Routledge , 320 pages , £19.99 , HB
Bitesize: Fascinating history of gay and lesbian representation in Hollywood films.
Screened Out is the history of gay and lesbian representation in Hollywood films from the silent era up to the Stonewall riots of the 1960’s. Unlike for example The Celluloid Closet (which the book applauds for its pioneering work twenty years ago), this is about actual representation of gays and lesbians and not codification of homosexual iconography in film. In a nutshell, the argument here is that early cinema may well have had stereotypical gay characters but that these were (generally) tolerated, accepted and not punished within the film narrative. It is argued that gay representation was part of film’s vocabulary, either in an offhand way or to “spice” matters up. However, as with so many aspects of film, the Hay’s code put paid to representation, effectively outlawing gay characters from the screen from the mid-1930’s onwards.
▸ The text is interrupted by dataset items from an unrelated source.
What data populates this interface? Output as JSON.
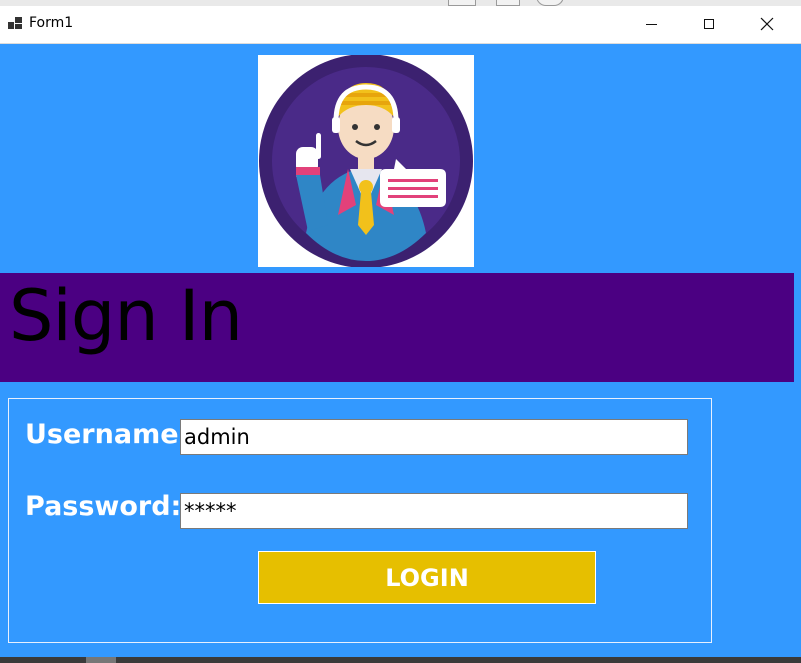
{
  "window": {
    "title": "Form1",
    "controls": {
      "minimize": "minimize",
      "maximize": "maximize",
      "close": "✕"
    }
  },
  "header": {
    "title": "Sign In"
  },
  "form": {
    "username_label": "Username:",
    "username_value": "admin",
    "password_label": "Password:",
    "password_value": "*****",
    "login_label": "LOGIN"
  },
  "colors": {
    "background": "#3399ff",
    "header_band": "#4b0082",
    "login_button": "#e6bf00"
  },
  "icons": {
    "app": "windows-form-icon",
    "avatar": "support-agent-avatar-icon"
  }
}
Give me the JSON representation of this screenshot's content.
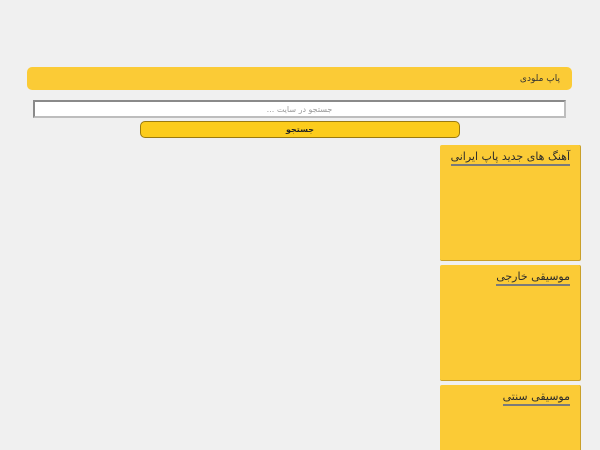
{
  "header": {
    "site_title": "پاپ ملودی"
  },
  "search": {
    "placeholder": "جستجو در سایت ...",
    "button_label": "جستجو"
  },
  "categories": [
    {
      "title": "آهنگ های جدید پاپ ایرانی"
    },
    {
      "title": "موسیقی خارجی"
    },
    {
      "title": "موسیقی سنتی"
    }
  ],
  "colors": {
    "background": "#f0f0f0",
    "accent": "#fbcb36",
    "button": "#fccc1c"
  }
}
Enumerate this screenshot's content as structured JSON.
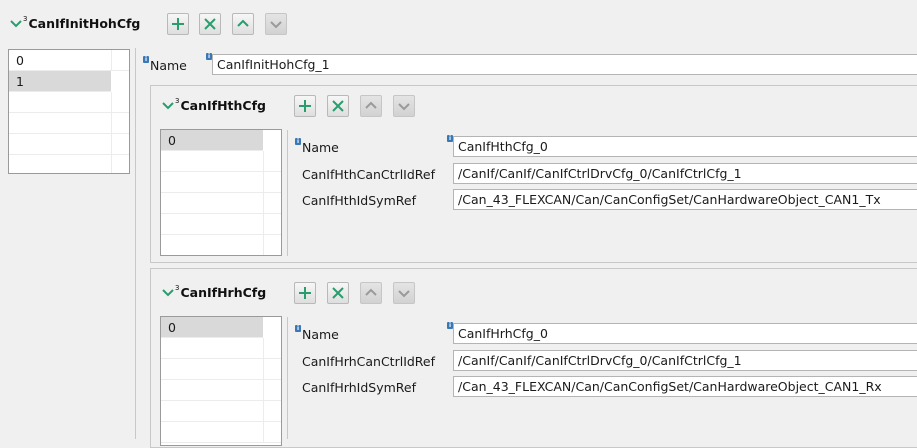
{
  "root": {
    "title_sup": "3",
    "title": "CanIfInitHohCfg",
    "list": [
      "0",
      "1"
    ],
    "selected_index": 1,
    "name_label": "Name",
    "name_value": "CanIfInitHohCfg_1"
  },
  "hth": {
    "title_sup": "3",
    "title": "CanIfHthCfg",
    "list": [
      "0"
    ],
    "name_label": "Name",
    "name_value": "CanIfHthCfg_0",
    "ctrl_label": "CanIfHthCanCtrlIdRef",
    "ctrl_value": "/CanIf/CanIf/CanIfCtrlDrvCfg_0/CanIfCtrlCfg_1",
    "sym_label": "CanIfHthIdSymRef",
    "sym_value": "/Can_43_FLEXCAN/Can/CanConfigSet/CanHardwareObject_CAN1_Tx"
  },
  "hrh": {
    "title_sup": "3",
    "title": "CanIfHrhCfg",
    "list": [
      "0"
    ],
    "name_label": "Name",
    "name_value": "CanIfHrhCfg_0",
    "ctrl_label": "CanIfHrhCanCtrlIdRef",
    "ctrl_value": "/CanIf/CanIf/CanIfCtrlDrvCfg_0/CanIfCtrlCfg_1",
    "sym_label": "CanIfHrhIdSymRef",
    "sym_value": "/Can_43_FLEXCAN/Can/CanConfigSet/CanHardwareObject_CAN1_Rx"
  },
  "icons": {
    "expand": "chevron-down-icon",
    "add": "plus-icon",
    "remove": "x-icon",
    "up": "arrow-up-icon",
    "down": "arrow-down-icon",
    "info": "info-icon"
  },
  "colors": {
    "accent_green": "#2a9d6e",
    "disabled_gray": "#9a9a9a",
    "info_blue": "#3a78b5"
  }
}
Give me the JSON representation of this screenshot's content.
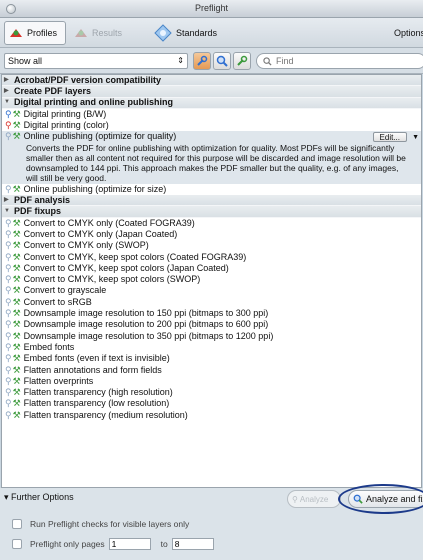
{
  "window": {
    "title": "Preflight"
  },
  "tabs": {
    "profiles": "Profiles",
    "results": "Results",
    "standards": "Standards",
    "options": "Options"
  },
  "filter": {
    "select_value": "Show all",
    "search_placeholder": "Find"
  },
  "groups": {
    "acrobat": "Acrobat/PDF version compatibility",
    "create_layers": "Create PDF layers",
    "digital": "Digital printing and online publishing",
    "analysis": "PDF analysis",
    "fixups": "PDF fixups"
  },
  "digital_items": [
    "Digital printing (B/W)",
    "Digital printing (color)",
    "Online publishing (optimize for quality)"
  ],
  "selected_description": "Converts the PDF for online publishing with optimization for quality. Most PDFs will be significantly smaller then as all content not required for this purpose will be discarded and image resolution will be downsampled to 144 ppi. This approach makes the PDF smaller but the quality, e.g. of any images, will still be very good.",
  "edit_label": "Edit...",
  "digital_after": "Online publishing (optimize for size)",
  "fixup_items": [
    "Convert to CMYK only (Coated FOGRA39)",
    "Convert to CMYK only (Japan Coated)",
    "Convert to CMYK only (SWOP)",
    "Convert to CMYK, keep spot colors (Coated FOGRA39)",
    "Convert to CMYK, keep spot colors (Japan Coated)",
    "Convert to CMYK, keep spot colors (SWOP)",
    "Convert to grayscale",
    "Convert to sRGB",
    "Downsample image resolution to 150 ppi (bitmaps to 300 ppi)",
    "Downsample image resolution to 200 ppi (bitmaps to 600 ppi)",
    "Downsample image resolution to 350 ppi (bitmaps to 1200 ppi)",
    "Embed fonts",
    "Embed fonts (even if text is invisible)",
    "Flatten annotations and form fields",
    "Flatten overprints",
    "Flatten transparency (high resolution)",
    "Flatten transparency (low resolution)",
    "Flatten transparency (medium resolution)"
  ],
  "bottom": {
    "further_options": "Further Options",
    "analyze": "Analyze",
    "analyze_and_fix": "Analyze and fix",
    "visible_layers": "Run Preflight checks for visible layers only",
    "only_pages": "Preflight only pages",
    "page_from": "1",
    "to_label": "to",
    "page_to": "8"
  },
  "colors": {
    "icon_blue": "#2f6fd1",
    "icon_red": "#d8322a",
    "icon_green": "#3c9a3c",
    "highlight": "#1c3a8a"
  }
}
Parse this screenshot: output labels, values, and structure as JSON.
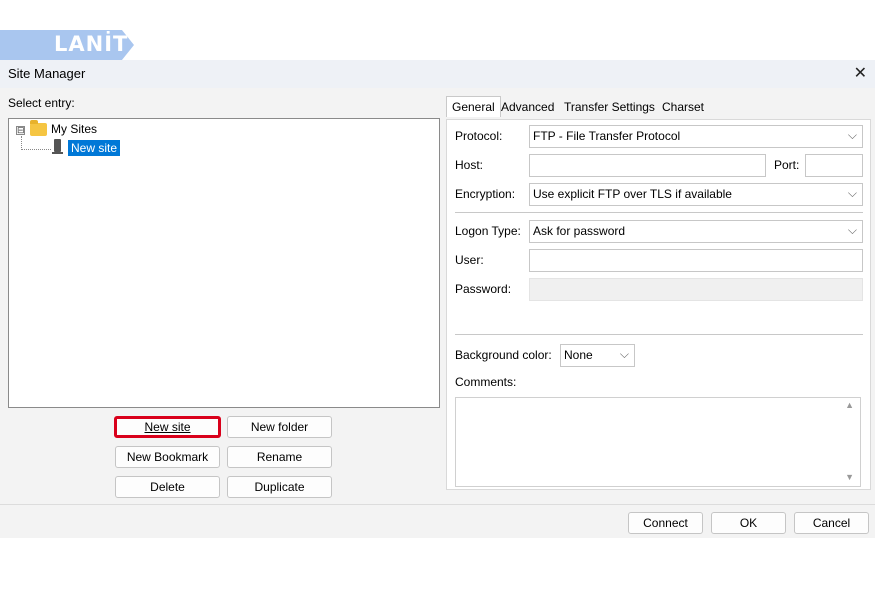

The subsequent decades were treated in a far more closeted manner and any overtly gay figure was normally a victim, victimiser or source of scorn.
Barios’ account is particularly lively when debating the transitional period from the mid-20s to mid-30s, The studios had to play a game of to-and-fro with the production board and the Catholic board of Decency (whose list of condemned films read out in Sunday church services memorably gave John Waters a handy list of films to go and see each week!) to try and make some sense of the censorial climate. In particular Biblical epics such as DeMille’s Sign of the Cross proved particularly problematic to the censors.
Well written and clearly passionate about its subject, the book’s only flaw perhaps lies in its desire to be thoroughly comprehensive within its remit. In order to cover as many films as possible, it doesn’t often deal with them in great depth or a wider context, which is a shame, but probably a compromise that
had to be made. However, there are a number of inserts that provide delightful insights into some of the more flamboyant or interesting characters in Hollywood, and those whom history has often ignored.
Any Cop?: A fascinating read that not only deals with its intended subject matter, but also provides an alternative history of Hollywood cinema and censorship.